“Güller yığan bir adam olsun isterdim babam”
Didem Madak
Yağmur az önce durdu. Durdu ama damlalar usulca düşmeye devam ediyor çam yapraklarının sivri uçlarından. Bu yüzden, annem şemsiyesini henüz kapatmıyor. Ben ise çoktan kapattım küçük mavi şemsiyemi. Damlalar kafama düşsün, saçlarımın arasından süzülerek yüzüme, gözlerime yayılsın istiyorum çünkü. Çünkü karşımda ağlarken annem, gözlerini boşluğa dikmiş hüngür hüngür ağlarken, ben ağlayamıyorum. Gözyaşlarım içime akıyor sanki. Kendimi kötü hissediyorum. Hiçbir şeyden eksik kalmamam gerektiğine inandığım yaşlardayım. Elimden bir şey gelmiyor.
Ağaçlardan kafama düşen, saçlarımın arasından süzülerek yüzüme ve gözüme yayılan damlalar da kesiliyor bir süre sonra. Fakat annem şemsiyesini kapatmıyor. Kahredici bir boşlukta gözleri. Evde olsaydık, elimi gözlerinin önünde sallayıp, dalıp gittiği yerden çekip çıkarırdım onu. Evde olsaydık, bunu yaptıktan sonra yanağına bir de öpücük kondururdum. Evde değiliz ve anladığım kadarıyla durum çok ciddi. “Anne,” diyorum sessizce. “Yağmur durdu.” Sesimi duyuncaya dek varlığımdan habersizmiş gibi irkilerek bana bakıyor. Şemsiyesini kapatıyor sonra.
Bir süre sonra boylarından büyük içi su dolu bidonlarla iki çocuk yaklaşıyor yanımıza. Annem gözlerini etrafta gezdirip, sağa sola bakarsa o kahredici boşluğa ihanet edeceğini düşünüyor olsa gerek, yeniden dalıp gitmiş. “Anne,” diyorum sessizce. “Çocuklar geldi.” Annem ne istediklerini anlamaya çalışan gözlerle bakıyor çocuklara. Çocuklar bidonlardan ayakkabılarına damlayan sulara aldırmadan dibimize kadar geliyor. “Sulayalım mı abla?” Cevabı “Evet” ya da “Hayır” olan bu soru üzerine annem bir süre düşünüyor. “İstemez, yeni dindi yağmur.” Çocuklardan esmer, yeşil gözlü olanı “Olsun abla,” diyor. “Sevaptır. Biz de sulayalım.” Annem yine düşünüyor. Bu sefer cevap vermiyor ama. Başka bir şey düşündüğünü anlıyorum o zaman. Çocuklar boylarından büyük, fakat artık biraz daha hafiflemiş bidonlarıyla uzaklaşıyor yanımızdan.

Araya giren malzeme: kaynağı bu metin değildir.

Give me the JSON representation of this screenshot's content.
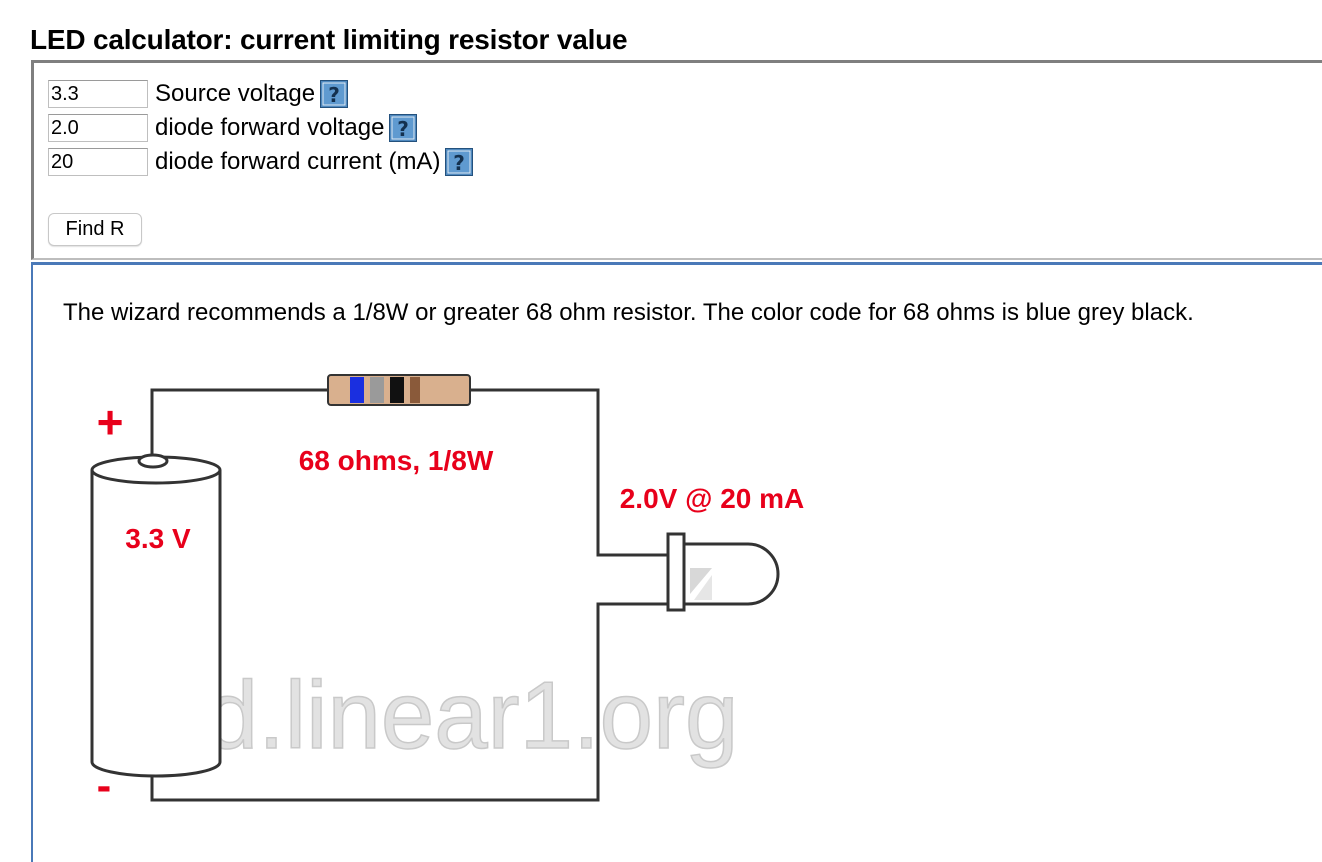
{
  "page": {
    "title": "LED calculator: current limiting resistor value"
  },
  "form": {
    "fields": [
      {
        "value": "3.3",
        "label": "Source voltage"
      },
      {
        "value": "2.0",
        "label": "diode forward voltage"
      },
      {
        "value": "20",
        "label": "diode forward current (mA)"
      }
    ],
    "help_icon": "question-mark-icon",
    "find_button_label": "Find R"
  },
  "result": {
    "text": "The wizard recommends a 1/8W or greater 68 ohm resistor. The color code for 68 ohms is blue grey black."
  },
  "diagram": {
    "plus_sign": "+",
    "minus_sign": "-",
    "battery_voltage": "3.3 V",
    "resistor_label": "68 ohms, 1/8W",
    "led_label": "2.0V @ 20 mA",
    "watermark": "led.linear1.org",
    "resistor_bands": [
      "blue",
      "grey",
      "black"
    ],
    "colors": {
      "label_red": "#e8001b",
      "wire": "#333333",
      "resistor_body": "#d9b08e",
      "band_blue": "#1a2fe0",
      "band_grey": "#9a9a9a",
      "band_black": "#111111",
      "panel_border_blue": "#4a79b8"
    }
  }
}
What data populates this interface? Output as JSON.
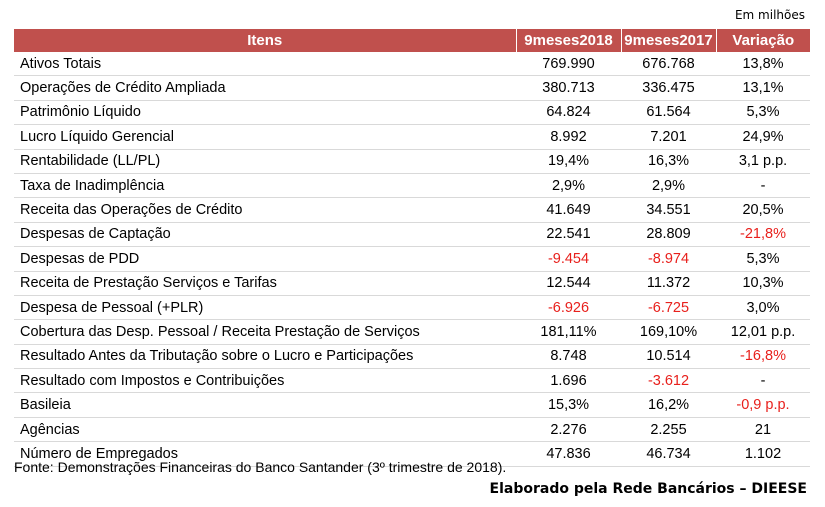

Annem oturduğu beyaz mermerden kalkıp yanıma oturuyor. Elinin içiyle hafifçe dokunarak yanağıma, kafamı omzuna yatırıyor. Parmakları gözlerime değiyor o sırada. “Ağlama oğlum,” diyor. Kurduğu bu cümlenin ilk iki harfi ağzından çıkar çıkmaz ağlamasının şiddeti artıyor. Bana “Ağlama,” diyor fakat ağlamazsam bana bakıp daha çok üzüleceğini biliyorum. Çünkü biliyorum, hüngür hüngür ağlayan birini görmekten daha çok acı veren bir şey varsa, o da gözyaşlarını hüngür hüngür içine akıtan birini görmektir.
Hava kararıyor. Gitme vaktimiz yaklaşıyor. Hep böyle oluyor. Her geldiğimizde, güneşin ağaçların arkasına her saklanışında, “Hadi,” diyor annem. “Bitir işini de gidelim.” Bu sefer o söylemeden çıkarıyorum beyaz poşetimi montumun cebinden. Poşetim ağzına kadar çubuk kraker dolu. Amcam hafta sonu bize geldiğinde, bana çubuk kraker aldığında, birkaç tanesini bu poşette biriktiriyorum. Sonra beyaz mermer taşlarla dolu bu büyük bahçeye geliyoruz. Büyük, beyaz bahçe. Poşetimden teker teker çıkarıp çubuk krakerleri, annemin “Baban burada dinleniyor” dediği toprağa batırıyorum. Babamın karnını bugün de doyurduktan sonra anneme dönüp soruyorum: “Hepsini yiyordur değil mi anne?”